As a specific example of utilizing an arrangement of wells to access unconventional oil, heating an oil-bearing formation to very high temperatures with an arrangement of heating wells can facilitate cracking heavy oil or bitumen into lighter hydrocarbons that can be more easily produced due to their reduced viscosity. Similarly, shale oil may be produced from kerogen by a process that includes providing very high temperatures in the shale formation via an arrangement of wells. Such in situ upgrading and conversion processes generally require a large number of heater wells to raise the formation temperature to several hundred degrees C. Indeed, this may require hundreds of heater wells drilled in a dense pattern. Also, there are numerous other situations that may benefit from a densely packed arrangement of wells.
Well patterns utilized for accessing certain types of oil may have an inter-well spacing of only a few meters. To achieve certain well pattern arrangements, each well may need to be kept within what is essentially an imaginary cylinder within a formation, wherein each imaginary cylinder has a radius of a few meters (e.g., 1.5 meter radius). Using many conventional techniques, it may be difficult to accurately drill one well in a specified relationship relative to another well.

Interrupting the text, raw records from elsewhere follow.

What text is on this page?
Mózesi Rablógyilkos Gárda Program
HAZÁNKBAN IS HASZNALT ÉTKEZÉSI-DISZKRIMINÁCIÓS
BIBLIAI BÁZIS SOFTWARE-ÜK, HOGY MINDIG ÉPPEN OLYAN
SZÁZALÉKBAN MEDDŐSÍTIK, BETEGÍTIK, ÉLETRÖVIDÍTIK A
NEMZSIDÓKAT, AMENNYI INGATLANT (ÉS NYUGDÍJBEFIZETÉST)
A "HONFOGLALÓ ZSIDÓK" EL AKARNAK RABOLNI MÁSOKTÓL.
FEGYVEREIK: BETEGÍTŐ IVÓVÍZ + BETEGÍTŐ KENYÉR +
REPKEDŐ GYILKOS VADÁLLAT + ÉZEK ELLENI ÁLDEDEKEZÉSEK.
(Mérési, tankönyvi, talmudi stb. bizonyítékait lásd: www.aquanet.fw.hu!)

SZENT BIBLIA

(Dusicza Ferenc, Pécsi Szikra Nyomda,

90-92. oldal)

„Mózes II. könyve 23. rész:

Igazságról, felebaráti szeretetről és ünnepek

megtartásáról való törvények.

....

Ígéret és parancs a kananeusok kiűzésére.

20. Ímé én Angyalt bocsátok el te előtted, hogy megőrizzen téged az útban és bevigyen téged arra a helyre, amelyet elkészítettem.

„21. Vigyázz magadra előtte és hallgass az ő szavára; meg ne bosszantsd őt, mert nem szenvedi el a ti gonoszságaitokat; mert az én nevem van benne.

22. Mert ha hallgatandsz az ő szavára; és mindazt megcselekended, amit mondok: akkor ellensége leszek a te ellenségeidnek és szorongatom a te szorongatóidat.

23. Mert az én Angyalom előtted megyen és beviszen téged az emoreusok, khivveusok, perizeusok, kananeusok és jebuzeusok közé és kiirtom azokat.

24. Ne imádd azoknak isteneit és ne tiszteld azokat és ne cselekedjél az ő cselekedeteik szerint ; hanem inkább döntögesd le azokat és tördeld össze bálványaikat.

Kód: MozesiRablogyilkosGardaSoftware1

Indeed, standard measurement while drilling (MWD) direction and inclination measurements are usually too inaccurate to maintain proper spacing and relative positioning between two wells over a substantial distance. In part, this is because the location of each well becomes more uncertain as the length of the well increases. For example, the uncertainties may be represented as ellipses at different well lengths that represent the area in which the well may be located at a particular point. These ellipses increase in area with drilled depth. Thus, it may be difficult to accurately position wells relative to one another. Indeed, if the ellipses for a pair of wells overlap, there is potential for a collision between the wells.